JAMA Intern Med doi:10.1001/jamainternmed.2020.0193
No smoke without fire
Electronic cigarettes are increasingly popular in the US, especially among young people. Vaping devices heat liquids (that may contain nicotine, cannabis products, flavourings, and other chemicals that are largely unregulated) into an inhaled aerosol. This study of 160 Californian patients with lung injury associated with e-cigarettes or vaping (EVALI), found that 74% were under 35 years old, 46% needed intensive care, and 29% required mechanical ventilation. Of 86 patients interviewed, 83% said that they’d used tetrahydrocannabinol (THC), which often contained vitamin E (VE) or its acetate (VEA). VE and VEA may be responsible for the lung damage, and the public health department which commissioned this study, recommends avoiding any vaping or e-cigarette products, especially THC products, until there’s more information. This is the first study of its kind in California. Self reporting of vaping products may be inaccurate, product testing was incomplete, and only half of the patients were interviewed. Vaping and e-cigarettes may be safer than old fashioned cigarettes, but they’re not entirely innocuous.

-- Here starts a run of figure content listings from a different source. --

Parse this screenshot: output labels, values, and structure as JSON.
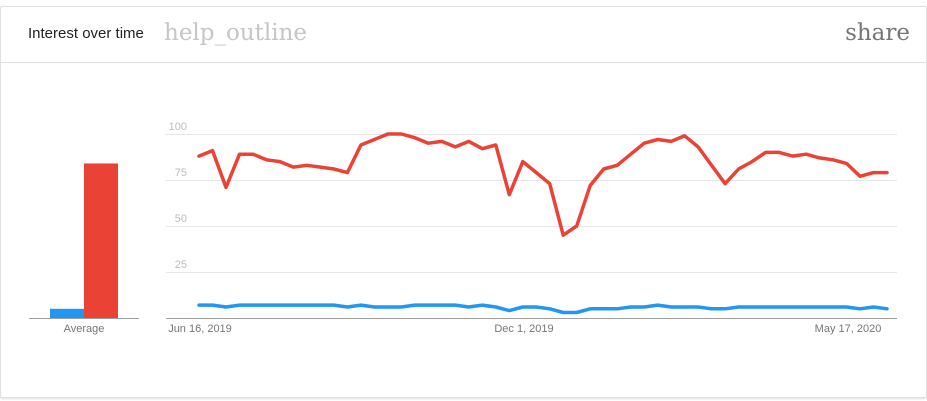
{
  "header": {
    "title": "Interest over time",
    "help_icon_text": "help_outline",
    "share_icon_text": "share"
  },
  "colors": {
    "series_red": "#ea4335",
    "series_blue": "#2196f3",
    "grid": "#e6e6e6",
    "tick_text": "#bdbdbd",
    "axis_label": "#757575"
  },
  "chart_data": [
    {
      "type": "bar",
      "categories": [
        "Average"
      ],
      "series": [
        {
          "values": [
            5
          ]
        },
        {
          "values": [
            84
          ]
        }
      ],
      "ylim": [
        0,
        100
      ]
    },
    {
      "type": "line",
      "y_ticks": [
        25,
        50,
        75,
        100
      ],
      "x_tick_labels": [
        "Jun 16, 2019",
        "Dec 1, 2019",
        "May 17, 2020"
      ],
      "ylim": [
        0,
        100
      ],
      "grid": true,
      "series": [
        {
          "values": [
            88,
            91,
            71,
            89,
            89,
            86,
            85,
            82,
            83,
            82,
            81,
            79,
            94,
            97,
            100,
            100,
            98,
            95,
            96,
            93,
            96,
            92,
            94,
            67,
            85,
            79,
            73,
            45,
            50,
            72,
            81,
            83,
            89,
            95,
            97,
            96,
            99,
            93,
            83,
            73,
            81,
            85,
            90,
            90,
            88,
            89,
            87,
            86,
            84,
            77,
            79,
            79
          ]
        },
        {
          "values": [
            7,
            7,
            6,
            7,
            7,
            7,
            7,
            7,
            7,
            7,
            7,
            6,
            7,
            6,
            6,
            6,
            7,
            7,
            7,
            7,
            6,
            7,
            6,
            4,
            6,
            6,
            5,
            3,
            3,
            5,
            5,
            5,
            6,
            6,
            7,
            6,
            6,
            6,
            5,
            5,
            6,
            6,
            6,
            6,
            6,
            6,
            6,
            6,
            6,
            5,
            6,
            5
          ]
        }
      ]
    }
  ]
}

JAMA Intern Med doi:10.1001/jamainternmed.2020.0664
Gabapentin for alcohol withdrawal
Giving addictive gabapentin to alcoholics makes me nervous. But, with an estimated 30 million people globally who have an alcohol use disorder (AUD), most of whom receive no specific treatment, there’s a huge unmet need. Previous studies have shown mixed results for the use of gabapentin in alcohol use disorders, but the hypothesis in this small, randomised study of heavy drinkers was that it would work better in people with a history of alcohol withdrawal symptoms. Among the people with high AUD symptoms, 41% achieved total abstinence on gabapentin (up to 1200 mg/day) versus 1% on placebo. The number needed to treat (NNT) to prevent relapse was 5.4, and the NNT to achieve abstinence was 7.2. Both groups had nine consultations, and I was surprised that these didn’t have more, if any, impact. It’s a tricky population to study; the drop out rate was 30% in the gabapentin group and 39% in the placebo group. Alcohol withdrawal symptoms relied on self reported data, and people with complex conditions, including alcohol withdrawal seizures, were excluded. It seems that gabapentin may be helpful in sustaining abstinence and may work best in those with severe alcohol withdrawal symptoms. But we need to know more about whether we’d be substituting one addictive drug for another.